First attempt to share a lucid dream with X.
Between 2:30 & 3:00:
I’m sitting up in bed in my dark bedroom, absolutely certain I’m awake and typing one of my more memorable lucid dreams onto my laptop. I clearly see the words forming in a luminous light-blue font across the screen and wonder why I’m bothering to type the dream out when I could just cut and paste it, but this way I immerse myself in it more completely. I pause and turn to look at the digital clock sitting on the opposite nightstand. There are no red numbers visible, instead I see a man’s white hand facing me, relaxed, fingers together, as though he’s sleeping. “X!” I say and extend my hand toward his but I know I can’t actually reach it because it’s somewhere else despite the fact that I can see it.
I turn back to my laptop, the power goes out. I look from the black screen to the black clock and think, “Oh no! Now I won’t know what time it is” conscious of what I was thinking about in WR, that soon it will be time for X to get up and enter a dream and I need to know the time so I can go back to sleep and meet him. I see my husband’s silhouette walking into the room. I want to ask him if the power went out but decide not to speak as he gets in bed. Even as I sit there, I feel the power returning slowly, and I see it returning. To my right there are two arches, a scant few feet apart and just slightly taller than I am sitting on the bed, akin to the supporting frames or buttresses of a cathedral. I see the power returning in the form of a glowing light purple color rising gradually from the base of each arch so they will soon be fully “illuminated.” There is also a presence behind my right shoulder, someone I know and want there, to whom I remark, as a mist forms and swirls just behind me as well, “Don’t you love how I’m surrounded by mist without it obscuring me?” I can now keep typing out my dreams.
I suffer a false awakening in which I begin writing down this strange little OBE with a pen on a white notepad, until just when I’m satisfied I have it down, I wake up for real. I get up to write it down and regret doing so now because just that short WBTB coupled with my excitement kept me awake almost the whole rest of the night.
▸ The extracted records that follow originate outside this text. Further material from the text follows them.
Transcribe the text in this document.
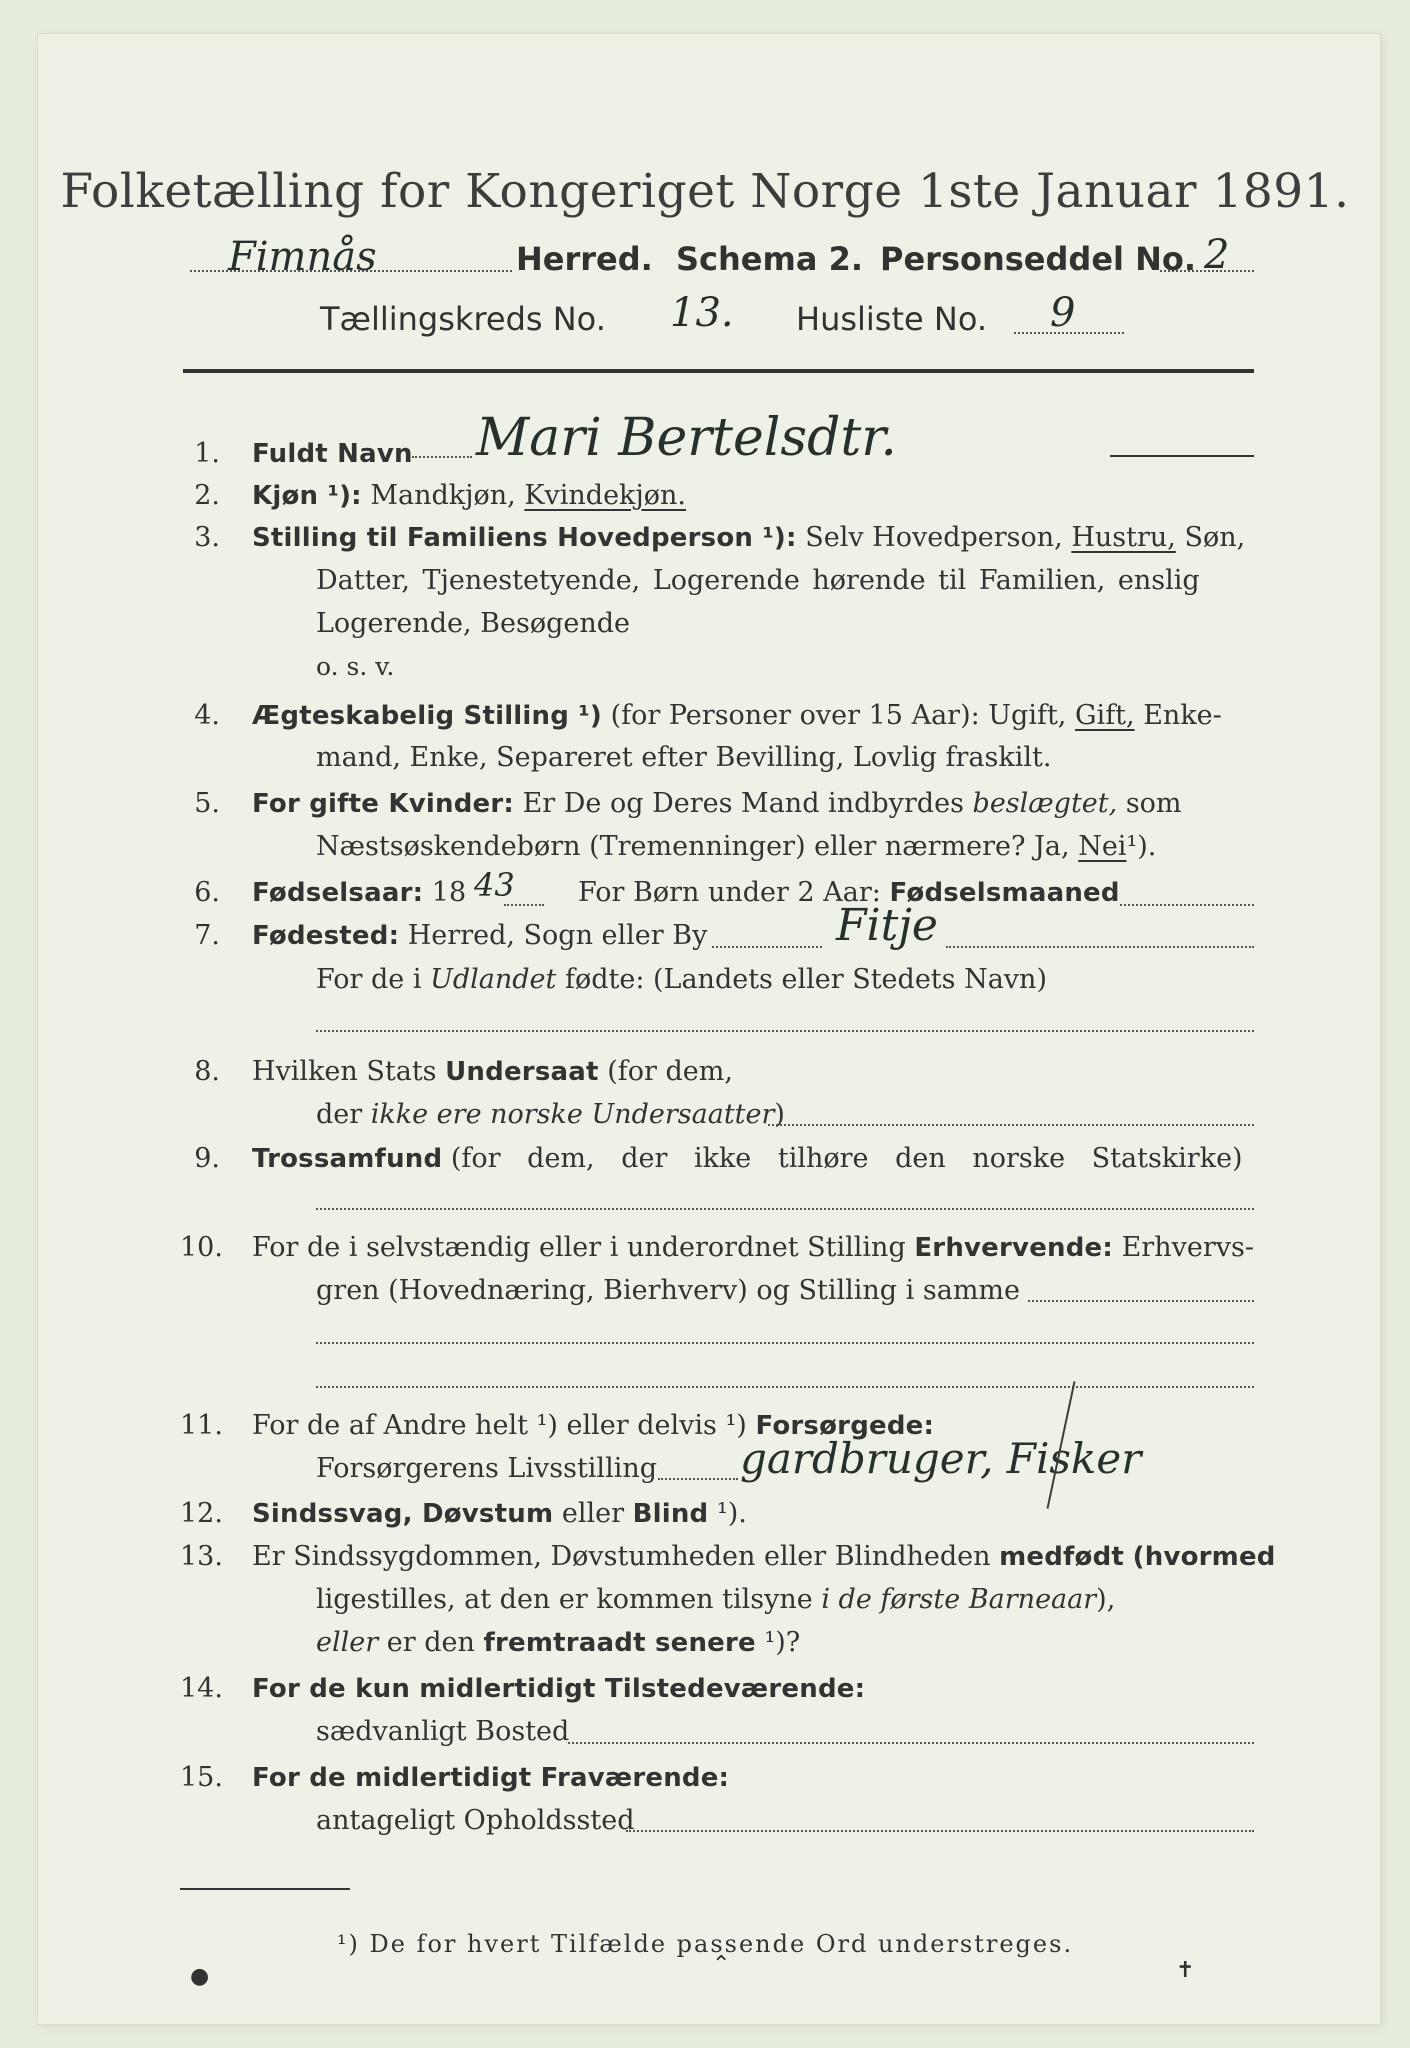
Folketælling for Kongeriget Norge 1ste Januar 1891.
Fimnås	Herred. Schema 2. Personseddel No. 2
Tællingskreds No. 13. Husliste No. 9
1. Fuldt Navn Mari Bertelsdtr.
2. Kjøn ¹): Mandkjøn, Kvindekjøn.
3. Stilling til Familiens Hovedperson ¹): Selv Hovedperson, Hustru, Søn,
Datter, Tjenestetyende, Logerende hørende til Familien, enslig
Logerende, Besøgende
o. s. v.
4. Ægteskabelig Stilling ¹) (for Personer over 15 Aar): Ugift, Gift, Enke-
mand, Enke, Separeret efter Bevilling, Lovlig fraskilt.
5. For gifte Kvinder: Er De og Deres Mand indbyrdes beslægtet, som
Næstsøskendebørn (Tremenninger) eller nærmere? Ja, Nei¹).
6. Fødselsaar: 18 43 For Børn under 2 Aar: Fødselsmaaned
7. Fødested: Herred, Sogn eller By	Fitje
For de i Udlandet fødte: (Landets eller Stedets Navn)
8. Hvilken Stats Undersaat (for dem,
der ikke ere norske Undersaatter)
9. Trossamfund (for dem, der ikke tilhøre den norske Statskirke)
10. For de i selvstændig eller i underordnet Stilling Erhvervende: Erhvervs-
gren (Hovednæring, Bierhverv) og Stilling i samme
11. For de af Andre helt ¹) eller delvis ¹) Forsørgede:
Forsørgerens Livsstilling gardbruger, Fisker
12. Sindssvag, Døvstum eller Blind ¹).
13. Er Sindssygdommen, Døvstumheden eller Blindheden medfødt (hvormed
ligestilles, at den er kommen tilsyne i de første Barneaar),
eller er den fremtraadt senere ¹)?
14. For de kun midlertidigt Tilstedeværende:
sædvanligt Bosted
15. For de midlertidigt Fraværende:
antageligt Opholdssted
¹) De for hvert Tilfælde passende Ord understreges.
●	⌃	✝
Between 6:15 and 6:40 after being awake for more than 3 hours and 2.5 grams of Melatonin at 4:30 (I found out later that X had also not been able to sleep):
I find myself inside a cramped space consisting of narrow corridors looking across at another such space at a group of men, all of them shirtless, with fit, strong upper bodies and wearing jeans. I’m watching one with rather handsome, slightly hawkish features, focusing on his distinctive face, when it suddenly occurs to me that I can use him to enter a lucid dream. I quickly cross the short hall and walk into the tightly milling group of men, determined to get to him even though he is now half concealed by another man. I weave myself between their bodies and plant myself in front of my target, grasping his upper arms. “I need you,” I tell him, placing my hands on his chest and completely rooting myself in the dream with the feel of him. I seem to push him back into a less crowded adjoining space (the backstage of a theater comes to mind but it also has the look of a business associated with mechanical work). He’s smiling at me and I ask him, “Is it you, X?” He seems to agree he is, but he doesn’t look like X. I ask, “Then why aren’t you doing what we agreed on?” even as I grasp both his hands, holding them between us. He doesn’t have an answer for me, he just keeps grinning, obviously pleased by the attention I’m giving him, but I’ve concluded he’s not X and move away from him out into another corridor which I sense leads outside. I take a moment to pat my bare breasts, looking down at them and distinctly seeing my nipples, making an effort to root myself more deeply in the dream because it feels tenuous, like I don’t have much time. I turn and head out.
The minute I step outside, I begin rising up into the sky and notice what appears to be a very large truck but instead of a solid body it’s enclosed by a shining red cloth with dark-blue highlights or stripes; a circus-like canvas. It’s night time and yet also mysteriously bright; I have no problem seeing the expansive, pleasant, residential neighborhood. And north-east of the truck, low in the sky, I make out what looks like bright white smoke rising from the horizon or a white tornado. My attention is either diverted from it or it moves closer and I suddenly realize it’s actually a white horizontal Ferris wheel-like ride filled with people that’s gliding south to north close to the ground and rising slightly as it moves away from me. That makes sense, what X and I are trying to do is fun.
Of course, the first thing I did when I got outside was cry, “X?!” and as I move swiftly in the opposite direction as the amusement park ride, I continue to cry out, “X! X?!” hoping he might still be in a dream and hear me, although I don’t have much hope it will work. The clean, wide streets are lined with similar looking white two to three story houses and my eyes drawn toward one in particular I think—that’s it, meaning X’s childhood home, and if I can find his bedroom, I can at least try and describe it to him in WR even if he’s no longer there. I see a little boy sitting down at a round outdoor table on its porch to enjoy a sandwich or snack and as I soar over him I cry, “X?!” He doesn’t look up or respond so I figure he’s not X as a little boy, and the house is occupied by another family now; I can see his parents as well. I’m moving fast and up and am not surprised when the dream phases away.